Year of Start-up: 1987

Employees: 1,000

Address: 8 Commercial Complex, Masjid Moth, Greater Kailash – II, New Delhi – 110 048

Tel.: 011-641 2624, 647 1298

Fax: 011-621 7784, 621 7156

E-mail: hfcldelhi@hotmail.com

Web Site: www.hfcl.com

Himachal Futuristic Communications Ltd (HFCL) got a major push in March this year when Kerry Packer’s News Consolidated Press Holdings Ltd (CPH) acquired 10 percent equity stake in it for $238 million. The money will help retire company’s debt and move it towards what it calls, a "zero debt company". Major part of the money will go towards its expansion plans, which include providing broadband services in Punjab and adjoining states. This is likely to include basic telephone services, Internet services, cable television, and a portal. There is a plan for laying about 300 to 400 kilometre of
optic fibre.

The company also went in for a major diversification last year and took a plunge in the New Economy. It entered into a JV with CPH for software and e-commerce. HFCL’s Informatics Division was merged with the newly incorporated software company, Consolidated Futuristic Software Solutions Ltd. In the JV, HFCL will hold 51 percent, CPH 30 percent, while the remaining has been earmarked for strategic investors.

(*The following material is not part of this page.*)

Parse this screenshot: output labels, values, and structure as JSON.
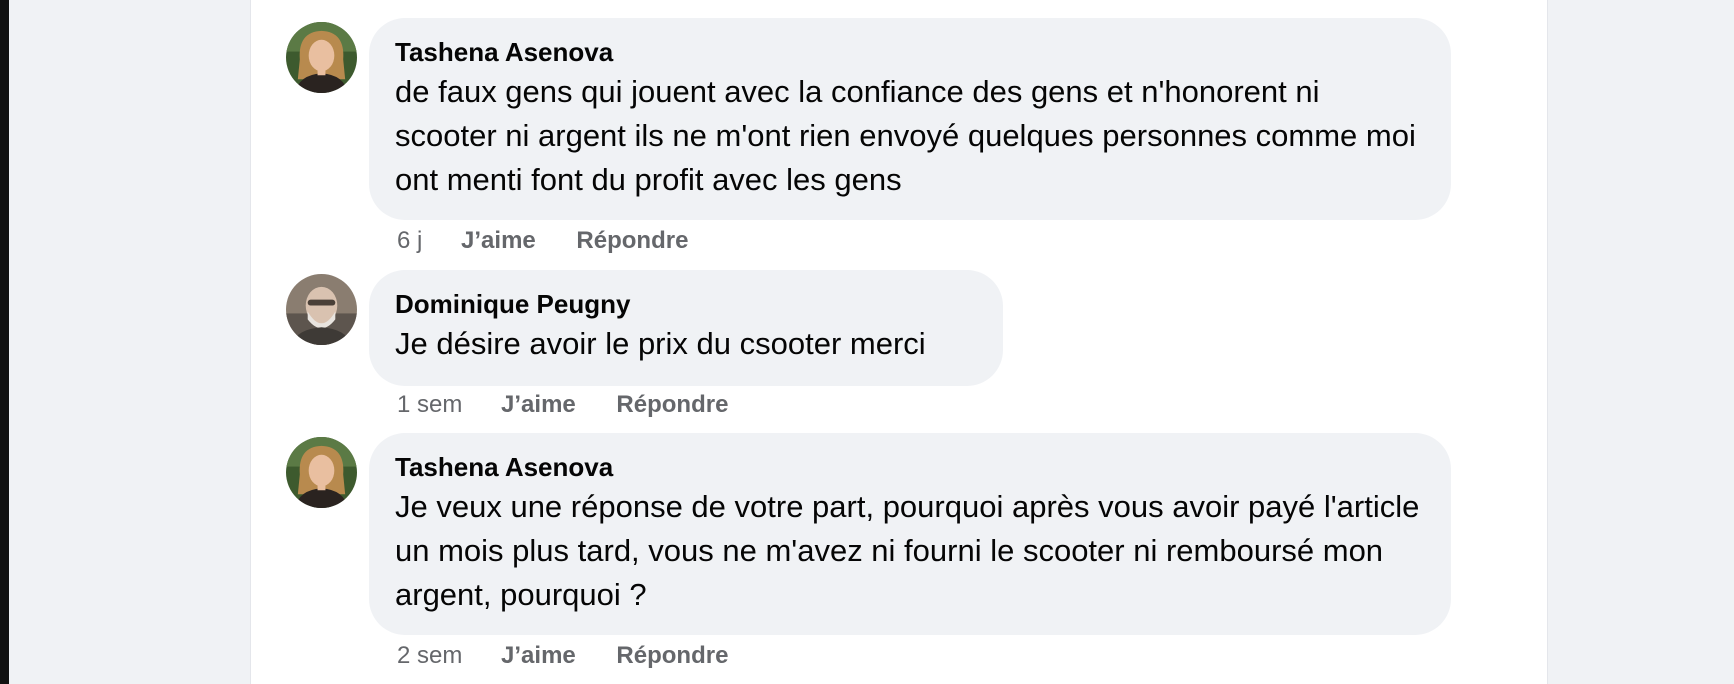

Another JV into e-commerce will have a similar equity structure and an investment of Rs 100 crore. The company, which is in the final stages of formation, will focus on creating and developing network infrastructure, establishment of payment gateways to support data and e-commerce services. The company will also provide specialized solutions and services to specific business areas. The venture will try to leverage on the growing B2B e-commerce market in India.

In the year 1999-00, the company registered a growth of 47.6 percent in the turnover which grew from Rs 392.1 in 1998-99 to Rs 578.9 crore. Turnkey contracts and services once again emerged as the major revenue earner and accounted for Rs 331.3 crore (51 percent of the total turnover) while components netted Rs 76.8 crore.

SWOT
STRENGTH
The recent tie-up with CPH

WEAKNESS
Too much reliance on turnkey projects

OPPORTUNITY
Software and Internet services

THREAT
With convergence coming, lot of system integrators would be doing telecom turnkey projects

Its R&D division has a tie-up with IIT, Chennai and IIS, Bangalore. It is engaged in exploring new technologies like designing of radio, optical transmission equipment, and access equipment. It also specializes in developing of software solutions incorporating network management systems. The range of products the company manufactures includes transmission equipment, access products, and optic fibre cable. DoT and MTNL remain the main customers, besides some private players.

However, it is the turnkey division, started in 1995, which has become the key driver for the company. It provides a single window solution for services that include project planning, network design, equipment supply, installation, commissioning and operating support systems. It also provides engineering solutions on a turnkey basis to cellular operators and basic telecom services operators for their telecom infrastructure requirements.

It is planning to bring out a set-top box for Direct-to-Home (DTH) services in a tie-up with a Trivandrum-based company. It is targeting 1,00,000 boxes in the first year. The product is expected to be available at reasonably low prices. The boxes are targeted to be a multi-functional device. The company, which had acquired Essar’s basic telecom licence for Punjab, is gearing up to start its services soon. It is also vying for licence in Haryana, which is yet to be awarded.